Höganäs is running a pilot project to investigate if satellite monitoring can provide better understanding of its operations impact on the environment.
The project is using satellite images to see how biodiversity in Höganäs, Sweden, is affected over time. It also monitors how dust spreads from Höganäs’ operations and assesses water quality in the sea adjacent to the plant. If the project is successful, it could be rolled out to other Höganäs sites and suppliers around the world.
“Today we measure our emissions, but it is also interesting to know if we impact our surroundings, so that we can adapt our environmental protection measures,” says Anders Bergman, Environment and Climate Manager, Group Sustainability at Höganäs.

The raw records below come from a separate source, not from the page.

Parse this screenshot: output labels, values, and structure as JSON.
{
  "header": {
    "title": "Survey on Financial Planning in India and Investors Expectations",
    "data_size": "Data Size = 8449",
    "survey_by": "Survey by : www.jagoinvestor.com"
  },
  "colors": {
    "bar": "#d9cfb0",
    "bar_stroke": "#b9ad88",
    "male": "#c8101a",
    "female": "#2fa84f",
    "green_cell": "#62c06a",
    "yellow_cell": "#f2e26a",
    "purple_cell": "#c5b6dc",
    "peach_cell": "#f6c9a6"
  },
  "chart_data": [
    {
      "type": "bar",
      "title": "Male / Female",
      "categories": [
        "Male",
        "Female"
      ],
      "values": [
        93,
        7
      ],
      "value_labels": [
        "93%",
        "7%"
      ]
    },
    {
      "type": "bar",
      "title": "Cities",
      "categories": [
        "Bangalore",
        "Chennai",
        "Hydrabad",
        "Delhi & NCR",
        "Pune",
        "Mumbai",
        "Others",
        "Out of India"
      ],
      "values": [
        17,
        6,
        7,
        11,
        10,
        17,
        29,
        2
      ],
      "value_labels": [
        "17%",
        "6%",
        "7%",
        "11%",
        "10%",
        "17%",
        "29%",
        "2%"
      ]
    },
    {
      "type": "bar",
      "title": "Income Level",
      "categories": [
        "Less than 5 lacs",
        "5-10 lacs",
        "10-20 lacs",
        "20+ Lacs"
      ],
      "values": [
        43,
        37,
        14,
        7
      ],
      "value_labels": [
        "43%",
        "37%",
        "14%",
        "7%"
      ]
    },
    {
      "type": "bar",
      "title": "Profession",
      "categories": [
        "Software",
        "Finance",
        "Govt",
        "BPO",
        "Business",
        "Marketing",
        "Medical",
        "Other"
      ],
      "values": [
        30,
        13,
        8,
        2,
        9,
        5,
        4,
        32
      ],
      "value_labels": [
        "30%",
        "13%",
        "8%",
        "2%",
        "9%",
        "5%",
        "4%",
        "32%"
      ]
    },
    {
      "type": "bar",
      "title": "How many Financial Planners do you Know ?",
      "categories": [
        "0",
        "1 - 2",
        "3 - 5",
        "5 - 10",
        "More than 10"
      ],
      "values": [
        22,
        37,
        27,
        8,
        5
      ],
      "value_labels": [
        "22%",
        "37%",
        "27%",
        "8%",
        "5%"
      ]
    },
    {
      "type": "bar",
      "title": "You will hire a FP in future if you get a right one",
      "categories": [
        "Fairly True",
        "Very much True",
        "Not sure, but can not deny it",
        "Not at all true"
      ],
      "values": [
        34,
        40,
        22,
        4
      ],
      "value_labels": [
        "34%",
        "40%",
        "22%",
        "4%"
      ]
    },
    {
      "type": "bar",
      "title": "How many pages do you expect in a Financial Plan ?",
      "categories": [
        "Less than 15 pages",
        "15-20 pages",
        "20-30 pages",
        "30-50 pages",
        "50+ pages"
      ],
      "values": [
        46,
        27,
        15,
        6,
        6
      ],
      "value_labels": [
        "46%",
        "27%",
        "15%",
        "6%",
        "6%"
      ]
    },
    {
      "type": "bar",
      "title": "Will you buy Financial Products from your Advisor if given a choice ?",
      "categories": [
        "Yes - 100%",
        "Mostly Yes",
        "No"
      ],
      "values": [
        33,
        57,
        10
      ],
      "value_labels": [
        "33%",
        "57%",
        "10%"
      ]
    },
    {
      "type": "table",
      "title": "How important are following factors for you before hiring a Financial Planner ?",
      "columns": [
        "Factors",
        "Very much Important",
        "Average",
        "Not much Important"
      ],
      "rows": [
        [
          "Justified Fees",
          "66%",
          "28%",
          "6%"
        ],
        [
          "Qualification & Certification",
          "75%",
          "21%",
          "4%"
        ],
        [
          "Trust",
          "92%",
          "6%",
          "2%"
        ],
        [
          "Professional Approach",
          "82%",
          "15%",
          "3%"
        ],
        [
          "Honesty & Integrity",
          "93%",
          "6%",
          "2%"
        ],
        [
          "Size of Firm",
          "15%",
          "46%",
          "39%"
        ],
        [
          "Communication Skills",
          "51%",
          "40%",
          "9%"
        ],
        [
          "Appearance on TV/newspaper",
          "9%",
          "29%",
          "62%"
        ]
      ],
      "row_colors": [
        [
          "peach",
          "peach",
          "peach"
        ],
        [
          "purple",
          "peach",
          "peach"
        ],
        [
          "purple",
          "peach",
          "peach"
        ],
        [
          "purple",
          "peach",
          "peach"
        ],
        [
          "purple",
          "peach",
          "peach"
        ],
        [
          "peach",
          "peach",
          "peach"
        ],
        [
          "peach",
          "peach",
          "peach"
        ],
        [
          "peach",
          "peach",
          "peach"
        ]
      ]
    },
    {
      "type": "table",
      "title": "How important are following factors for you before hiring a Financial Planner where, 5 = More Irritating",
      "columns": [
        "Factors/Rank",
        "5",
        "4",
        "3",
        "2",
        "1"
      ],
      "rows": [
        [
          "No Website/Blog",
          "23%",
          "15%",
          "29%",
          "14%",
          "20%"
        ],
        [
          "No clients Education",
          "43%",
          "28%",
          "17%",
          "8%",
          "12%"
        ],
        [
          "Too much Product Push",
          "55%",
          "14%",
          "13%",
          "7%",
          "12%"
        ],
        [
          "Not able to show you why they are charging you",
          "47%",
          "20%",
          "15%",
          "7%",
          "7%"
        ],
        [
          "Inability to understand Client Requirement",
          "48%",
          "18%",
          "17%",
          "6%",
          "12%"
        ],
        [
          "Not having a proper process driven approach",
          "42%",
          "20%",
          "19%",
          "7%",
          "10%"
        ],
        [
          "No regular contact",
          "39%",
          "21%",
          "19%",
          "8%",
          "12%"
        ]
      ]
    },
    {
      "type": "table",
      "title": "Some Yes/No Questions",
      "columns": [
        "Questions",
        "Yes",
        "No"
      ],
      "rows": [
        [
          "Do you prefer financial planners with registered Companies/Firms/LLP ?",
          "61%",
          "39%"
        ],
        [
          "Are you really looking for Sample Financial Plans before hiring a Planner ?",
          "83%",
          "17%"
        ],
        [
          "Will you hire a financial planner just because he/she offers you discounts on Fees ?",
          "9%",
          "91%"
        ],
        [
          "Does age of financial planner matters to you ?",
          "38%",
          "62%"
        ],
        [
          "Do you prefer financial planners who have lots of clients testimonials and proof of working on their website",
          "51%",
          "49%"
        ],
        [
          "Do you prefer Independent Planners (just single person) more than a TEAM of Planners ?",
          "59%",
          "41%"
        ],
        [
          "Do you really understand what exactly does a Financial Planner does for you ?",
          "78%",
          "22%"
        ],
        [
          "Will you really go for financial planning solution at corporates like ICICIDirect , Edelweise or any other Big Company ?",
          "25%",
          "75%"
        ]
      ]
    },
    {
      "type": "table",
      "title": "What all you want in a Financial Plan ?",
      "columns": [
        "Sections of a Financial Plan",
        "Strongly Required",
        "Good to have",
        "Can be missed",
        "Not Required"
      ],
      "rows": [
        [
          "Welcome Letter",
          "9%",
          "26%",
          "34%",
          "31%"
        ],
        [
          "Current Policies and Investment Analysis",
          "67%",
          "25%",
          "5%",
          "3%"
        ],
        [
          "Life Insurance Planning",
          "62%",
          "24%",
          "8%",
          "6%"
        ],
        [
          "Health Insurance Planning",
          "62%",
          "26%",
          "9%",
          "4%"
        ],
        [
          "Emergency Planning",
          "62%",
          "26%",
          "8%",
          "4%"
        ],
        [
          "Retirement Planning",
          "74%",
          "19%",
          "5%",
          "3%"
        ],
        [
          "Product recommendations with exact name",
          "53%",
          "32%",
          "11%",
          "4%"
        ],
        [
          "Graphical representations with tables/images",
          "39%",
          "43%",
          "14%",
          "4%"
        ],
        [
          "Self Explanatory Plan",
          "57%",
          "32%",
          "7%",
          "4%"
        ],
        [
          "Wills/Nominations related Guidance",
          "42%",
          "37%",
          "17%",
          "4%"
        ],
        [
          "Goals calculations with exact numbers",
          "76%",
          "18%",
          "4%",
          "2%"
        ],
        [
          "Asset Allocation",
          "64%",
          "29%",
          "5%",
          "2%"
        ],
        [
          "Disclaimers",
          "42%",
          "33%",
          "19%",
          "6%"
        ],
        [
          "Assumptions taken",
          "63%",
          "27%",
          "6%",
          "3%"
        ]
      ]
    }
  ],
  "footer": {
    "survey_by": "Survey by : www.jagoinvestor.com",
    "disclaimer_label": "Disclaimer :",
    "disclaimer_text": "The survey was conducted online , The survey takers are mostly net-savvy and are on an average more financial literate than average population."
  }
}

The company’s site in Höganäs is situated close to an area of high biodiversity value. Höganäs aims to protect the area by ensuring its operations do not have negative impacts.
“Using satellite images, we can see how the vegetation is doing and how varied it is. If the vegetation is healthy and varied, it attracts a higher number of insects and other animals. By using historical satellite images, we can see how vegetation has developed over time,” explains Frida Lindbladh, Environmental Engineer at Höganäs.
The pilot project began in April and will run until June, when it will be evaluated. If successful, the project may have the potential to be introduced at other Höganäs sites around the world – and even to monitor the impact of the company’s suppliers.
“The demands for control in the supply chain are constantly increasing, and satellite mapping could be an effective complement to on-site supplier audits,” says Bergman.
The mapping pilot project is carried out in collaboration with GlobalTrust, which is a data analysis company that uses satellite data to help companies to promote sustainability in their operations.